What are the warning signs of a flexible-work scam?
Few details: Real job postings include lots of detail about the actual job, the skills required and the title. If a job is short on requirements -- from hours and duties to the kind of skill required -- but talks repeatedly about the flexible nature of the work, consider it a red flag.
High pay/low effort: Listen to your gut, says Durst. Is somebody really going to be offering you easy work and a flexible schedule for high pay? Promising that their "guaranteed system" will make you a mint, if you act now? Get real. Unless your skill set is in such high demand that you'd get as much or more from a brick-and-mortar position, a work-at-home opportunity isn't either.

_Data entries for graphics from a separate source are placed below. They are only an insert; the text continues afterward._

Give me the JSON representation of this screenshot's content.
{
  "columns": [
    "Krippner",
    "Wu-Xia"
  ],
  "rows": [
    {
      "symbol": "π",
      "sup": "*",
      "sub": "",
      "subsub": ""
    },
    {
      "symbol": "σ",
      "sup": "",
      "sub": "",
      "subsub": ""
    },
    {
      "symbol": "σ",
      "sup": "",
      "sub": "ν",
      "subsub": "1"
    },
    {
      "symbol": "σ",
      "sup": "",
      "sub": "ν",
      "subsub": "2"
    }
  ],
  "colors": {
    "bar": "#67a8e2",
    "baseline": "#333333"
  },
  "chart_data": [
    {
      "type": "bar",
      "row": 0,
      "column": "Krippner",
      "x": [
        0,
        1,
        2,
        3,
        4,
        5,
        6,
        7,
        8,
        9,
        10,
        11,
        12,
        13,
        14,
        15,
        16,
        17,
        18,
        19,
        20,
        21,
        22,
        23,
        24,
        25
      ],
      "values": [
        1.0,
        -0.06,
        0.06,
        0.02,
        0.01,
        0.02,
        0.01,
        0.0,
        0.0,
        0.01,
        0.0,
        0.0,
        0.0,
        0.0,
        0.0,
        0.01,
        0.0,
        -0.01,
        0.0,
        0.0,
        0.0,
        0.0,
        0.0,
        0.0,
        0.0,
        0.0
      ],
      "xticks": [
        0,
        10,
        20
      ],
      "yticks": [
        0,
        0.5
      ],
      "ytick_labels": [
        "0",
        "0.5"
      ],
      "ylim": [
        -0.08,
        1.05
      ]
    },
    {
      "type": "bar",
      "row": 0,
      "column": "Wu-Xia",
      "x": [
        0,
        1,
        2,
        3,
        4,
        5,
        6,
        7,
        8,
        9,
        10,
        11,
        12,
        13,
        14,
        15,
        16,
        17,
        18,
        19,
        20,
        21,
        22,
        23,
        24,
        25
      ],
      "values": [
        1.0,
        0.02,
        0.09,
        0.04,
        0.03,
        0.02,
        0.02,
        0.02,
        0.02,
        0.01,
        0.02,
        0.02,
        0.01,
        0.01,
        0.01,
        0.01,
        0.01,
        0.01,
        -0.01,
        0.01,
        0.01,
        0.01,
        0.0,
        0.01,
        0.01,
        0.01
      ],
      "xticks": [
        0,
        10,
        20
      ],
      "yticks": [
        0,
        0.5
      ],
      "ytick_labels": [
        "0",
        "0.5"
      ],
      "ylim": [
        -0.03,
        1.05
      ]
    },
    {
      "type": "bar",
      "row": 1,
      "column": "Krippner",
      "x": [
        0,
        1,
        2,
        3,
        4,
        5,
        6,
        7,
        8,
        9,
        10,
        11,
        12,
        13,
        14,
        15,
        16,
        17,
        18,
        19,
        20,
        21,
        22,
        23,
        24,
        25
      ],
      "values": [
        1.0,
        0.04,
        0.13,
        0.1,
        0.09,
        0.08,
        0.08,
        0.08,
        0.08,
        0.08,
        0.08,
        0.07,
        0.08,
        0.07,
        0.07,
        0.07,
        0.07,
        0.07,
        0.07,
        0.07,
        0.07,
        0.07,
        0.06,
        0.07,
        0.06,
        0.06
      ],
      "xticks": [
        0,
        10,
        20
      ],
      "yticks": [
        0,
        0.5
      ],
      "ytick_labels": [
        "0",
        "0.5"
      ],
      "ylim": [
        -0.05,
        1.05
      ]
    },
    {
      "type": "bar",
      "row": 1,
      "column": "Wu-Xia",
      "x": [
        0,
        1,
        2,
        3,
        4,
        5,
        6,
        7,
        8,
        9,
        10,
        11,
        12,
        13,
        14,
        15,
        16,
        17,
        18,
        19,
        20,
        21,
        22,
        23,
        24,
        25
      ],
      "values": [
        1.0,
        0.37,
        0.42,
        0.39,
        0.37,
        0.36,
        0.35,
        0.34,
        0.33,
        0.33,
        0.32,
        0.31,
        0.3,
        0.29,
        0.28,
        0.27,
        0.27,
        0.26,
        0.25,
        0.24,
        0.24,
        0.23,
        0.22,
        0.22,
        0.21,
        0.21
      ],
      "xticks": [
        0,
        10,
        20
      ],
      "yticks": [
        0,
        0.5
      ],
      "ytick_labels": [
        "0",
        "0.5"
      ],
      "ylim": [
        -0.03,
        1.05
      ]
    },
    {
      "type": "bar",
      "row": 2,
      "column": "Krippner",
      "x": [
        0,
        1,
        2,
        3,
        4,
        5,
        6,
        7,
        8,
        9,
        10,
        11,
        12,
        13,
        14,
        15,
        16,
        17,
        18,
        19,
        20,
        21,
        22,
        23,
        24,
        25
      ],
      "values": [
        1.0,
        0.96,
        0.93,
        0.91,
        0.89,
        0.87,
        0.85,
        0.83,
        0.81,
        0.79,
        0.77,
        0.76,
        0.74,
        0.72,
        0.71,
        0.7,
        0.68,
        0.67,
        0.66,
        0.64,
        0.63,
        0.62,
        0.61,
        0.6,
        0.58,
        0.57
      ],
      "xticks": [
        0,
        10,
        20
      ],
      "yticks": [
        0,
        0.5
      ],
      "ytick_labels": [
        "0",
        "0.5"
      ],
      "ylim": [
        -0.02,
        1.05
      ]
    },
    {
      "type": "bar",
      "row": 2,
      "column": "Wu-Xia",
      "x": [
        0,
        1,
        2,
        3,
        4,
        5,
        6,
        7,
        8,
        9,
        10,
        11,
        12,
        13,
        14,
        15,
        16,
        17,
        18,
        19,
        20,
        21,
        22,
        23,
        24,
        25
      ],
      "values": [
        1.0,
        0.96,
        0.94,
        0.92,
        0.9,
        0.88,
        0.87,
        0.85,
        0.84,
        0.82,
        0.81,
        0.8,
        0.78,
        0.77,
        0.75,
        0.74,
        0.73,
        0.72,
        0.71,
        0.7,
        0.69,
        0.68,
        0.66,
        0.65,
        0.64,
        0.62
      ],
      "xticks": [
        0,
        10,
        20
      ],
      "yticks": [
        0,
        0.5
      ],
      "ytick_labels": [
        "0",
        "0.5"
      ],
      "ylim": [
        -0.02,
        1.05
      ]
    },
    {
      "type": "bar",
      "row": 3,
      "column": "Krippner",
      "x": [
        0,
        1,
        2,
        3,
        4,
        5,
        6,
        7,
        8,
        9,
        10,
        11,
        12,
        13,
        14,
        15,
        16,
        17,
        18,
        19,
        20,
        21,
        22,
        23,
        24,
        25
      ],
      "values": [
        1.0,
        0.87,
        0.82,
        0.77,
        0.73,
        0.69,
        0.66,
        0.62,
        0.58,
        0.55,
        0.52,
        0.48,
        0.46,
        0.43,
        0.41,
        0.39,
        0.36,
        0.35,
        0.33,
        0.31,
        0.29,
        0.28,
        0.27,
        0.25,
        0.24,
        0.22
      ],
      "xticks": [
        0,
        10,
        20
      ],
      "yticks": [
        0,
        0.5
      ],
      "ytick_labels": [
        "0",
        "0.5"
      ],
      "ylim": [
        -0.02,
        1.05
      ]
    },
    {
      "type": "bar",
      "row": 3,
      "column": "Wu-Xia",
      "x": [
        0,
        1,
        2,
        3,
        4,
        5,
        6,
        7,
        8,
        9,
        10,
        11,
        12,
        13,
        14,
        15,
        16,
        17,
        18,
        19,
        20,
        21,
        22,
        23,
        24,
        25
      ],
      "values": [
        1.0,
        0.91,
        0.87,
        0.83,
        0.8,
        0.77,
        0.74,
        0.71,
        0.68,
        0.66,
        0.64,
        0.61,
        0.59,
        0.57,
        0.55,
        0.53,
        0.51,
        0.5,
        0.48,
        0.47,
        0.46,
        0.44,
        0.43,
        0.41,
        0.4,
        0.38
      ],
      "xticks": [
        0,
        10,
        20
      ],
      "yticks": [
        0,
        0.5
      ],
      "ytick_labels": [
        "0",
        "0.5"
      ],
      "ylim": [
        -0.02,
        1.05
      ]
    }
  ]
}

Burned applicants: Before applying for an online opportunity, type in the name of the company and "scam," suggests Fell. If it's one of the many bogus jobs, you'll quickly find web-based complaints. Durst also likes work-at-home forums, such as those at wahm.com and workplacelikehome.com. She suggests that anyone serious about finding good opportunities, register at these sites and just lurk in the forums to find out what other people are complaining about. "Hell hath no fury like a woman scammed," she says. "If somebody's been burned, they're going to tell you about it in no uncertain terms."
Upfront cash: Real jobs pay you. You don't pay the employer. Unless you're buying a franchise (and that's another story altogether), you should not have to pay to get paid. Don't be fooled by slick claims, testimonials or "guaranteed programs" designed to make you rich. If they're asking for money in advance to get a job, they're likely to be crooks. (This is distinct from job search sites, including FlexJobs, that charge for membership as a way of providing an advertising-free site.)
Too much information: Though most work-at-home scams seek cash payments from victims, a few appear to be going after the personal information that could make you a target of identity theft. You don't need to put your Social Security number or driver's license number on a job application. If the application asks for those identifying numbers or for a credit card number, back away.
Anonymous emails: If you're dealing with a human resources manager at a particular company, their email address should be coming from the company's domain name, not an anonymous domain like Gmail, Yahoo or AT&T.
Unprofessional communication: Job postings and email communications with multiple exclamation marks, misspellings and grammatical errors are also likely to be scams.
Over payments: One of the pervasive mystery shopper scams provides big up-front checks to mystery shoppers, who are instructed to deposit the money in their own bank accounts; use what they need to buy an inexpensive product and pay themselves a fee. The mystery shopper is then told to wire the remaining funds back to the "employer." In reality, the check the scammer gave you is a forgery. But it may be a good enough fake to keep your bank guessing past the point when banking rules require that they "provisionally" provide the funds. What does that mean? It will look like the check cleared. But the bank will debit your account later if the check is a fake -- and that could happen weeks after you've spent the money. You're on the hook for the cost of the purchased products, whatever amount you refunded to the crook, as well as any overdraft fees that the fake check caused.